За деньгами она хоть куда прискачет. Отключила телефон, закрыла кабинет и вышла из офиса, не говоря ни слова директору. Она где-то здесь. Рядом. По территории ЦГБ решила пройтись – кости вышла слегка поразмять.
Однако сама села в троллейбус и через две остановки снова вышла. И даже радостно улыбнулась, заметив напротив торгового центра знакомую фигуру. Катерина оказалась одна. Либо денег ей не доверили, либо решилась одна идти, и деньги в дамской сумочке – вон как бок отпирает.
Подошла, утирая пот со лба.
– Ну, как ты? – спросила. – Идем?
Та вместо ответа хлопнула ладошкой по сумочке.
– Деньги принесла? – вновь спросила Бачкова. – Покажи, а то я не верю…
Катя обернулась по сторонам, придвинула к груди сумочку и раскрыла. Внутри лежали плотными рядами зеленоватые пачки в банковских упаковках.
– Только бы освободили Саньку, – завела она старую песню.
– Обещал сегодня рассмотреть, – соврала Людмила. Потом добавила, развивая мысль: – Войду я одна. С деньгами. А ты постоишь в коридоре.
Катерине оставалось лишь соглашаться и надеяться на торжество справедливости. Не виноват родственник. Не заслуженно к нему так…
Бачкова взяла у нее из рук сумочку и, бросив взволнованный взгляд вдоль улицы, ступила к подъезду прокуратуры. Вошли внутрь. Поднялись на нужный этаж. Присмотрелись – пустынно в учреждении. Две бабки сидят у одной из дверей да трое наголо стриженных подростков толпятся у выхода.

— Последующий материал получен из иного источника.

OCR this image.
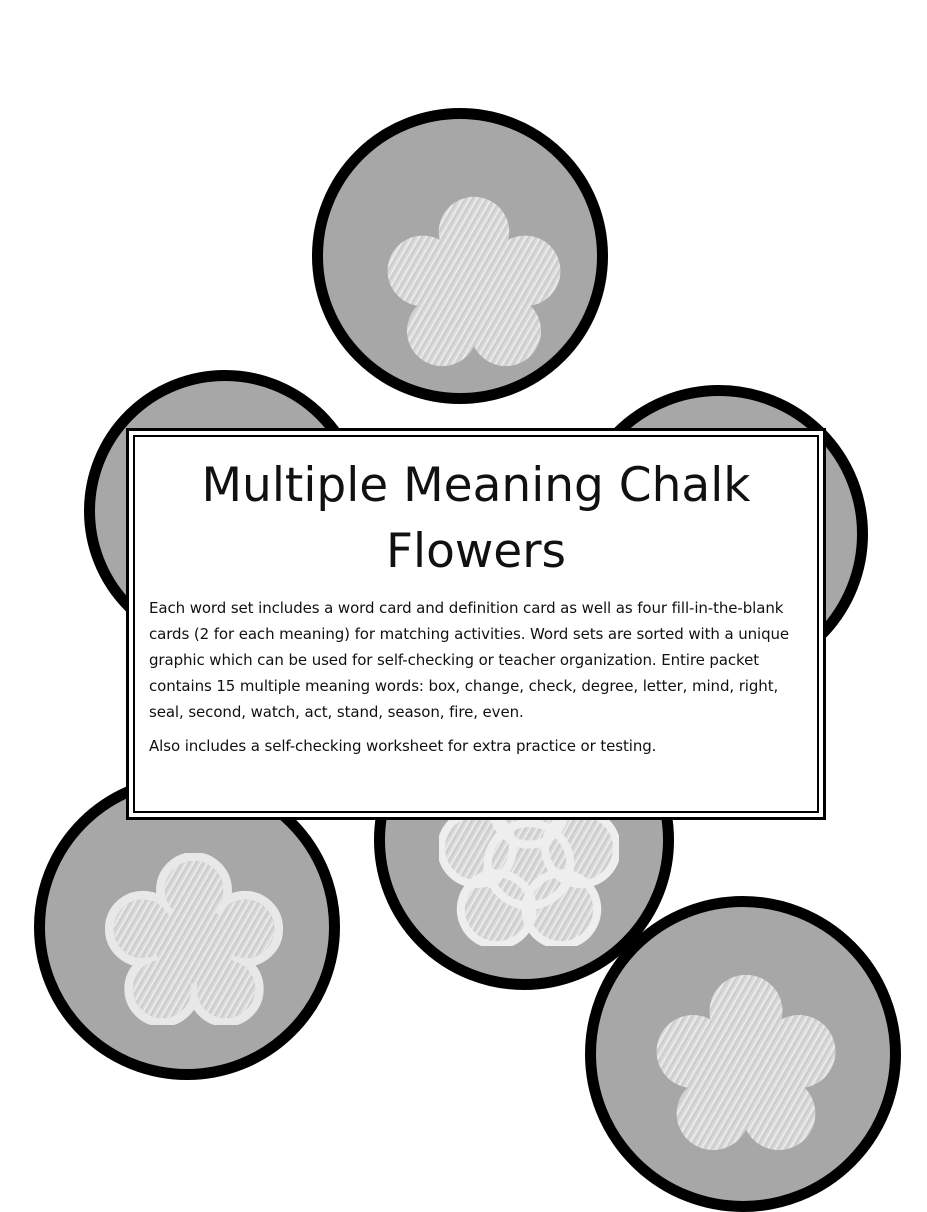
Multiple Meaning Chalk Flowers

Each word set includes a word card and definition card as well as four fill-in-the-blank cards (2 for each meaning) for matching activities. Word sets are sorted with a unique graphic which can be used for self-checking or teacher organization. Entire packet contains 15 multiple meaning words: box, change, check, degree, letter, mind, right, seal, second, watch, act, stand, season, fire, even.

Also includes a self-checking worksheet for extra practice or testing.
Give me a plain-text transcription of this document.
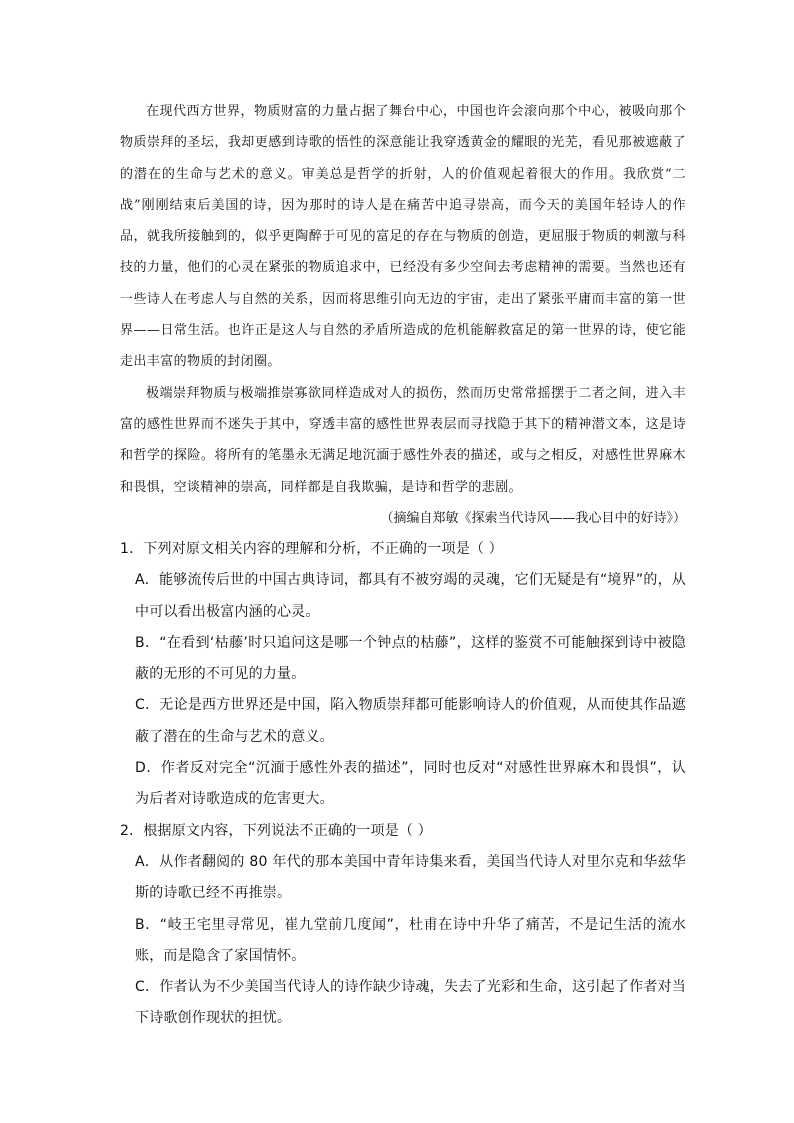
在现代西方世界，物质财富的力量占据了舞台中心，中国也许会滚向那个中心，被吸向那个物质崇拜的圣坛，我却更感到诗歌的悟性的深意能让我穿透黄金的耀眼的光芜，看见那被遮蔽了的潜在的生命与艺术的意义。审美总是哲学的折射，人的价值观起着很大的作用。我欣赏“二战”刚刚结束后美国的诗，因为那时的诗人是在痛苦中追寻崇高，而今天的美国年轻诗人的作品，就我所接触到的，似乎更陶醉于可见的富足的存在与物质的创造，更屈服于物质的刺激与科技的力量，他们的心灵在紧张的物质追求中，已经没有多少空间去考虑精神的需要。当然也还有一些诗人在考虑人与自然的关系，因而将思维引向无边的宇宙，走出了紧张平庸而丰富的第一世界——日常生活。也许正是这人与自然的矛盾所造成的危机能解救富足的第一世界的诗，使它能走出丰富的物质的封闭圈。

极端崇拜物质与极端推崇寡欲同样造成对人的损伤，然而历史常常摇摆于二者之间，进入丰富的感性世界而不迷失于其中，穿透丰富的感性世界表层而寻找隐于其下的精神潜文本，这是诗和哲学的探险。将所有的笔墨永无满足地沉湎于感性外表的描述，或与之相反，对感性世界麻木和畏惧，空谈精神的崇高，同样都是自我欺骗，是诗和哲学的悲剧。

（摘编自郑敏《探索当代诗风——我心目中的好诗》）

1．下列对原文相关内容的理解和分析，不正确的一项是（ ）

A．能够流传后世的中国古典诗词，都具有不被穷竭的灵魂，它们无疑是有“境界”的，从中可以看出极富内涵的心灵。

B．“在看到‘枯藤’时只追问这是哪一个钟点的枯藤”，这样的鉴赏不可能触探到诗中被隐蔽的无形的不可见的力量。

C．无论是西方世界还是中国，陷入物质崇拜都可能影响诗人的价值观，从而使其作品遮蔽了潜在的生命与艺术的意义。

D．作者反对完全“沉湎于感性外表的描述”，同时也反对“对感性世界麻木和畏惧”，认为后者对诗歌造成的危害更大。

2．根据原文内容，下列说法不正确的一项是（ ）

A．从作者翻阅的 80 年代的那本美国中青年诗集来看，美国当代诗人对里尔克和华兹华斯的诗歌已经不再推崇。

B．“岐王宅里寻常见，崔九堂前几度闻”，杜甫在诗中升华了痛苦，不是记生活的流水账，而是隐含了家国情怀。

C．作者认为不少美国当代诗人的诗作缺少诗魂，失去了光彩和生命，这引起了作者对当下诗歌创作现状的担忧。
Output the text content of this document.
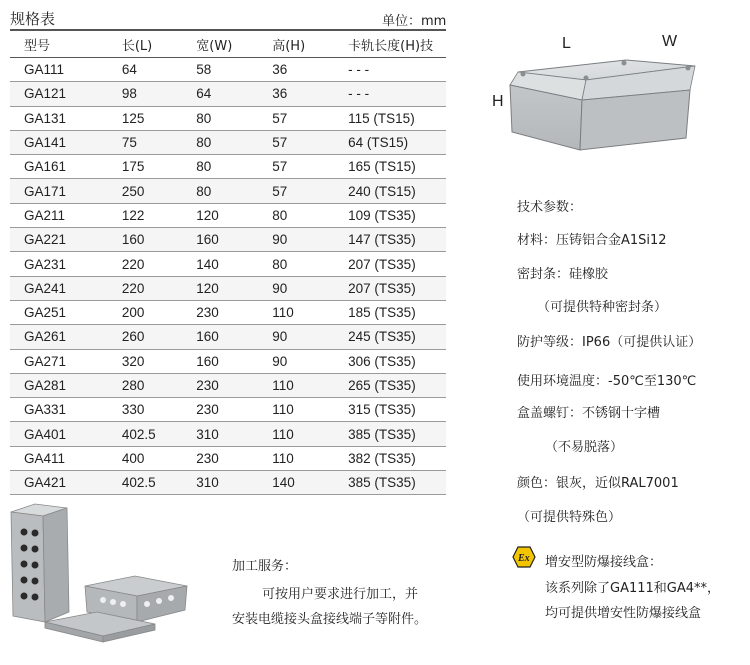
规格表	单位：mm
型号	长(L)	宽(W)	高(H)	卡轨长度(H)技
GA111	64	58	36	- - -
GA121	98	64	36	- - -
GA131	125	80	57	115 (TS15)
GA141	75	80	57	64 (TS15)
GA161	175	80	57	165 (TS15)
GA171	250	80	57	240 (TS15)
GA211	122	120	80	109 (TS35)
GA221	160	160	90	147 (TS35)
GA231	220	140	80	207 (TS35)
GA241	220	120	90	207 (TS35)
GA251	200	230	110	185 (TS35)
GA261	260	160	90	245 (TS35)
GA271	320	160	90	306 (TS35)
GA281	280	230	110	265 (TS35)
GA331	330	230	110	315 (TS35)
GA401	402.5	310	110	385 (TS35)
GA411	400	230	110	382 (TS35)
GA421	402.5	310	140	385 (TS35)
L	W
H
技术参数：
材料：压铸铝合金A1Si12
密封条：硅橡胶
（可提供特种密封条）
防护等级：IP66（可提供认证）
使用环境温度：-50℃至130℃
盒盖螺钉：不锈钢十字槽
（不易脱落）
颜色：银灰，近似RAL7001
（可提供特殊色）
加工服务：
可按用户要求进行加工，并
安装电缆接头盒接线端子等附件。
Ex 增安型防爆接线盒：
该系列除了GA111和GA4**，
均可提供增安性防爆接线盒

Бачкова шагнула к обитой черным дерматином двери. Взялась за ручку и скрылась в темном тамбуре, плотно прикрыв за собой дверь. В темноте торопливо рванула на себя клапан сумки, запустила руку и вытащила на ощупь несколько пачек. Кажется, четыре. Ровно половину, получается, и положила себе в карман бордового пиджака. Закрыла сумку на замочек и только после этого дернула на себя внутреннюю дверь, попав под конец в просторное и светлое помещение.
Прокурор Зудилов сидел за широким письменным столом, сгорбившись над бумагами. Поднял на вошедшую глаза и молча указал ладонью на стул.
– Зря вы по телефону по таким вопросам, – проговорил он. – Могли бы вначале придти…
– Понимаете, человек уезжает…
Зудилов качнул головой. Потом отвернулся вместе с креслом к окну, встал и пошел к двери.
Бачкова смотрела ему вслед. Лысина по середине. Красная. Натруженная, словно он перед этим головой пахал. Даже жалко стало человека.
Прокурор вернулся в кресло и тупо уставился в стол. Словно муж на свидании с бывшей женой: жили вместе немало, а сказать нечего.
Бачкова сообразила. Дернула к груди сумочку, раскрыла и достала оставшиеся пачки. Собрала в одну, протянула. Их оказалось четыре: ровно поделила Люся.
Зудилов молча принял, метнул взгляд на достоинство купюр и швырнул в стол, как кидают канцелярские принадлежности. Молча, не думая. При этом ни один мускул не вздрогнул у него на лице. Привык человек к своей должности. Давно сидит и ничего не боится. Настолько все в его системе отлажено, что дальше просто вредно мыслить.
– Значит, можно надеяться? – задала Бачкова наивный вопрос.
– Почему нет? – удивился прокурор. – И почему только надеяться?…
Взгляд у него вновь заблудился среди бумаг на столе. Было среди них и дело маленького человека, за которого только что уплатили. Прокурор вынул это дело из вороха. Молча показал пальцем в корочку и отложил в сторону. Дело на контроле у него самого. И снова кивнул. Многозначительно.
«Можете идти со спокойной совестью», – читалось во взгляде.
Бачкова поблагодарила. Встала и направилась к выходу. Своей рукой отворила запор английского замка и вышла в пустой тамбур, чувствуя некоторую обиду за банальность происходящего. Прикрыла за собой дверь и двинулась в потемках к внешней двери. Всего шаг – и ты в коридоре. Наугад толкнула перед собой двери и вывалилась наружу в объятия секретарши.